The best example is the statement against interest exception to the rule against hearsay contained in Federal Rule of Evidence 804(b)(3) (and state counterparts), which states that when you have an "unavailable" witness, and that witness made "[a] statement which was at the time of its making so far contrary to the declarant's pecuniary or proprietary interest, or so far tended to subject the declarant to civil or criminal liability, or to render invalid a claim by the declarant against another, that a reasonable person in the declarant's position would not have made the statement unless believing it to be true," the statement is admissible as an exception to the rule against hearsay. Now, what is the import of this rule? Does it mean that the statement must be against the declarant's interest in the present action or that the declarant be a party in the present action?
The answer to both questions is "No," and, indeed, Federal Rule of Evidence 804(b)(3) (almost) always applies to a non-part witness, not a party. Instead, we deem such a statement a statement "against interest" because it will potentially cut against the declarant's interests in a contingent future proceeding. In other words, it is a statement "against interest" in precisely the same way that the Disciplinary Committee argued that Zalk's testimony was a statement "against the executor, administrator or survivor" of the deceased.
But we can take it even a step further because Federal Rule of Evidence 804(b)(3) can, again, (almost) never be used to harm the declarant's interests in the action in which it used because the declarant is (almost) always a non-party witness. In contrast, as the First Department noted, the court hearing Zalk's case could have ordered that Zalk make monetary restitution to Ruth's daughters, meaning that the admission of Zalk's testimony could clearly harm their interests. Unfortunately, the Court of Appeals failed to address this point.
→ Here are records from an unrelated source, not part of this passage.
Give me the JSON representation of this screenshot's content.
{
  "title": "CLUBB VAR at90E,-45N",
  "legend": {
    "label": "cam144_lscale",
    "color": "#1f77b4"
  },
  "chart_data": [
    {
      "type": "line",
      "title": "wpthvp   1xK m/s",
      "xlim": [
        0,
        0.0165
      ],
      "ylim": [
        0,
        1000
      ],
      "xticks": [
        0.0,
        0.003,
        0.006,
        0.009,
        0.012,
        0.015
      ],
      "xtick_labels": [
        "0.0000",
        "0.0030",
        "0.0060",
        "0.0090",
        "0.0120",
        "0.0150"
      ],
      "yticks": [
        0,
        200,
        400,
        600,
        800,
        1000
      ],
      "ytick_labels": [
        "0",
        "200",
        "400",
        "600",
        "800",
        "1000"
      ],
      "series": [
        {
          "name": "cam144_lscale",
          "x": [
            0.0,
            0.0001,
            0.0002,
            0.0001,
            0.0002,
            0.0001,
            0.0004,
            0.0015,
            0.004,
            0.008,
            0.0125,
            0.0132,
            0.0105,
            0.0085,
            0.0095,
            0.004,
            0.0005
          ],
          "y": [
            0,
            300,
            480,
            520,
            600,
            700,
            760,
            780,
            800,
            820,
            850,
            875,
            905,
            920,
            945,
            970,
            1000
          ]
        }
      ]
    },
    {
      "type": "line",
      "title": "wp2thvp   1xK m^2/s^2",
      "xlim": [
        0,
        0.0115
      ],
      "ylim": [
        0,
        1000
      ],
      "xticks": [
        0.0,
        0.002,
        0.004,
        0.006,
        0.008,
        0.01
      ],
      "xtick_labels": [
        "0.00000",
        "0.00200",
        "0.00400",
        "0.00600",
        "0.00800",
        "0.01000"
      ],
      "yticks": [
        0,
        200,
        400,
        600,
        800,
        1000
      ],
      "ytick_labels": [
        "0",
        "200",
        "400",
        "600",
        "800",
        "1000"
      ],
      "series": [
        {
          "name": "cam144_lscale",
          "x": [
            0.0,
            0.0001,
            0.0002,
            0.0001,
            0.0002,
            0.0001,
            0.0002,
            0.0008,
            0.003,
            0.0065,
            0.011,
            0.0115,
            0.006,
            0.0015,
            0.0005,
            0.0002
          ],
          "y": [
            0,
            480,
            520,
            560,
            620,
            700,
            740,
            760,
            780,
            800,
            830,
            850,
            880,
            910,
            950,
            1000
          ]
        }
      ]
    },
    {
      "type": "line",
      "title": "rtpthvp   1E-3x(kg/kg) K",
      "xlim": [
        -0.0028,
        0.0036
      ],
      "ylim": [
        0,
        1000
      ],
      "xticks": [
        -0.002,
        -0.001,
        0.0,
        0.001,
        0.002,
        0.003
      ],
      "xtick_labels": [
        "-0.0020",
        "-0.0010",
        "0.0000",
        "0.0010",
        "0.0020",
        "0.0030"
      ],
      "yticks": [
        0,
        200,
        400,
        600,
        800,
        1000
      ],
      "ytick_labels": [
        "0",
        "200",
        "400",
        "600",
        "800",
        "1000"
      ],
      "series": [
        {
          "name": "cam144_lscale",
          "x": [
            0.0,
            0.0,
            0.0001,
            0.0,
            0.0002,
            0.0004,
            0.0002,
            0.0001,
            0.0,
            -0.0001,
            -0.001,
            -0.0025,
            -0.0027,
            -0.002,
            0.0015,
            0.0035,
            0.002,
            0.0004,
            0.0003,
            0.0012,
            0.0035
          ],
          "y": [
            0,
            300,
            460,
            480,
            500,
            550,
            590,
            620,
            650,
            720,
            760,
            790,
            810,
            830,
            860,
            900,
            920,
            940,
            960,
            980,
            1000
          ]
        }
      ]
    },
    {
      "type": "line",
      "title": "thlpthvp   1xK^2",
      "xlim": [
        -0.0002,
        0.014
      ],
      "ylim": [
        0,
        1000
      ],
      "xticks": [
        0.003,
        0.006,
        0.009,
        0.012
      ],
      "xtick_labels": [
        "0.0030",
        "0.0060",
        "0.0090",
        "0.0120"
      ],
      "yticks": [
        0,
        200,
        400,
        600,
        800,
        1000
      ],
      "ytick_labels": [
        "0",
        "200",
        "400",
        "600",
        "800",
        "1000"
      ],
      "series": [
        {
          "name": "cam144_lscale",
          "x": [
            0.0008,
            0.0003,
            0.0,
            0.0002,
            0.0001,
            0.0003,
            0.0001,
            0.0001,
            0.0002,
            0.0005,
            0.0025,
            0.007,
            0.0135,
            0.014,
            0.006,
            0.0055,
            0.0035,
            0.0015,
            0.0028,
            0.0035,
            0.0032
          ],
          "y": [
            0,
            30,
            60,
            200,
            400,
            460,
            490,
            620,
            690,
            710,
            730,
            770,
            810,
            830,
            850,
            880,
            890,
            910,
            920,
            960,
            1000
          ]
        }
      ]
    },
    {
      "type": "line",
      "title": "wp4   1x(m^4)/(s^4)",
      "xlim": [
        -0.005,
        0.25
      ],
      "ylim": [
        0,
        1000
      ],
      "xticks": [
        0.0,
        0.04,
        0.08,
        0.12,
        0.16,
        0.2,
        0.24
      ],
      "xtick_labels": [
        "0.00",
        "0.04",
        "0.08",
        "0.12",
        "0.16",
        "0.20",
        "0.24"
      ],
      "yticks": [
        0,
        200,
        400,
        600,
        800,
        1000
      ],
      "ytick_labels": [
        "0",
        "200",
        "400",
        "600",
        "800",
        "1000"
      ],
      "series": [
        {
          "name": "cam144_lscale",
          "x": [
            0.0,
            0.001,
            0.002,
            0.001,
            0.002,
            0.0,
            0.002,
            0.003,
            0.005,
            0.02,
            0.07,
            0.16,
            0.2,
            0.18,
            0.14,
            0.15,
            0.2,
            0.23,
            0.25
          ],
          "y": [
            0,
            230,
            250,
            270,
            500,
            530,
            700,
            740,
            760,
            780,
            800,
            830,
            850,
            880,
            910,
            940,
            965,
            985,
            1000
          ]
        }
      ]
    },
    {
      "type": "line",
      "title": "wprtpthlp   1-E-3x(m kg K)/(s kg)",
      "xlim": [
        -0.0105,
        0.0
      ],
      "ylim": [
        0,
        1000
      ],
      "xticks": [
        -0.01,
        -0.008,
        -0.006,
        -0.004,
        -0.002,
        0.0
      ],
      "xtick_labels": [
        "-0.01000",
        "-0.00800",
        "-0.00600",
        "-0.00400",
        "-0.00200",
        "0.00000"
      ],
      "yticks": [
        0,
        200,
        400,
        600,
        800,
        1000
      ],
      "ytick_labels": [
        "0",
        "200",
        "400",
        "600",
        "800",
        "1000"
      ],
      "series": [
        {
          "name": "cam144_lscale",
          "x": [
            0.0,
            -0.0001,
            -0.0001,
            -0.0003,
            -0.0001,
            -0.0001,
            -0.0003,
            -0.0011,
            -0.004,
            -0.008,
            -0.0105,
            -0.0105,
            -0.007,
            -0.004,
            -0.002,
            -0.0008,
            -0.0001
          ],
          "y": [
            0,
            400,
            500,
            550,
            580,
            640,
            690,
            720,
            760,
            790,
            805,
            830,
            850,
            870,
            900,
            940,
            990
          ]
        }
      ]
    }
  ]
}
At best, I will grant that the language of the New York Dead Man's Statute is ambiguous, which should have forced the Court of Appeals to consider the purpose of the Statute, which, as I noted above, is to protect a deceased's estate from plundering through false statements. And yet, the Court of Appeals rejected out of hand the proposition that the Dead Man's Statute "foreclose[s] testimony that potentially cuts against these parties' interests in a contingent future proceeding." In other words, it rejected an interpretation of the Dead Man's Statute which effectuated the purpose behind the Statute, which is to protect the deceased's estate.
So, what do readers think? Am I way off base, or did the Court of Appeals commit serious error?